La autoestima se alimenta de las experiencias positivas (agradables) que recibe el niño en su hogar y fuera de éste y se deteriora con las experiencias negativas que experimenta en estos mismos medios.

Mientras más significativa sea la persona para el niño, más contribuye a formar o deformar su autoestima.

Desde que nace el ser humano depende de otros para sobrevivir. Necesita alimento, protección, amor y reconocimiento.

El reconocimiento generalmente es expresado a través del contacto físico o las caricias físicas (besos, abrazos, caricias, etc.) y las caricias verbales (representadas en diferentes expresiones verbales de afecto y aceptación).

Para Eric Berne, una “caricia” es una manera positiva o negativa de comunicar “sé que existes”, “sé que estás ahí”. Tal reconocimiento es necesario para sentir que uno está bien o simplemente que está vivo.

Las caricias pueden ser incondicionales, cuando se dirigen a lo que la persona es, a sus características personales. Por ejemplo: “Eres agradable”, “eres torpe”, “te quiero”, “te odio”.

Las caricias serán condicionales cuando se refieren a lo que la persona hace o tiene. Por ejemplo: “Hiciste un buen trabajo”, “ganaste malas calificaciones”, “tienes un carro lindo”.

Las caricias pueden ser positivas o negativas. Las primeras resaltan las cualidades, lo bueno de la persona. Las segundas se refieren a los defectos, a los aspectos negativos del individuo.

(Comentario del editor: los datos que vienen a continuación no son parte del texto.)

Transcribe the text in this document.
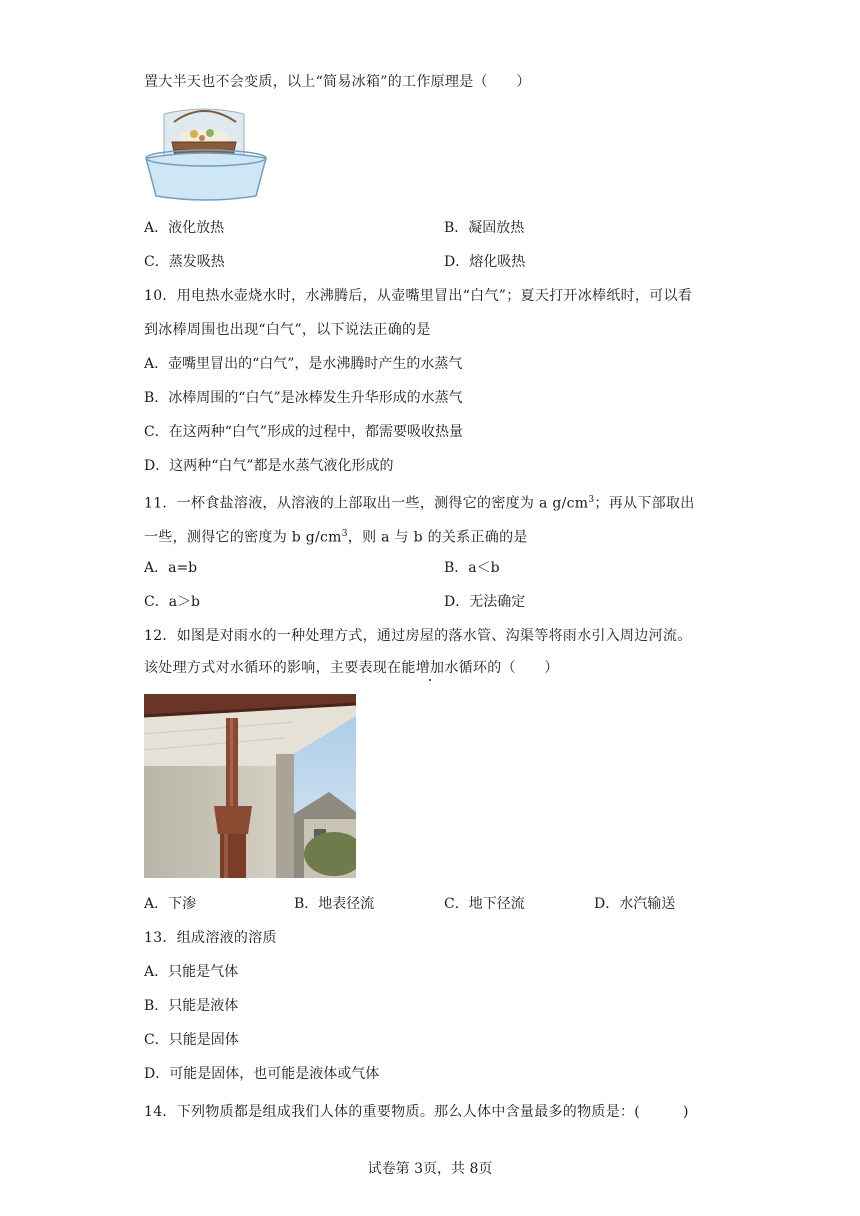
置大半天也不会变质，以上“简易冰箱”的工作原理是（　　）
A．液化放热	B．凝固放热
C．蒸发吸热	D．熔化吸热
10．用电热水壶烧水时，水沸腾后，从壶嘴里冒出“白气”；夏天打开冰棒纸时，可以看
到冰棒周围也出现“白气”，以下说法正确的是
A．壶嘴里冒出的“白气”，是水沸腾时产生的水蒸气
B．冰棒周围的“白气”是冰棒发生升华形成的水蒸气
C．在这两种“白气”形成的过程中，都需要吸收热量
D．这两种“白气”都是水蒸气液化形成的
11．一杯食盐溶液，从溶液的上部取出一些，测得它的密度为 a $g/cm^3$；再从下部取出
一些，测得它的密度为 b $g/cm^3$，则 a 与 b 的关系正确的是
A．a=b	B．a＜b
C．a＞b	D．无法确定
12．如图是对雨水的一种处理方式，通过房屋的落水管、沟渠等将雨水引入周边河流。
该处理方式对水循环的影响，主要表现在能增加水循环的（　　）
A．下渗	B．地表径流	C．地下径流	D．水汽输送
13．组成溶液的溶质
A．只能是气体
B．只能是液体
C．只能是固体
D．可能是固体，也可能是液体或气体
14．下列物质都是组成我们人体的重要物质。那么人体中含量最多的物质是：(　　　)
试卷第 3页，共 8页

Las caricias incondicionales positivas son las de mayor valor psicológico, no solamente porque funcionan como reconocimiento a la persona, sino también porque alimentan su autoestima y generan bienestar psicológico.

Sin embargo, se deben diferenciar las caricias de las adulaciones, las cuales tienen un fin manipulativo. Las caricias son honestas (decir lo que realmente se siente), directas (transmitida directamente a la persona a quien va dirigida) y sin fin utilitario (valiosa intrínsecamente, no por los beneficios que podamos derivar de ella).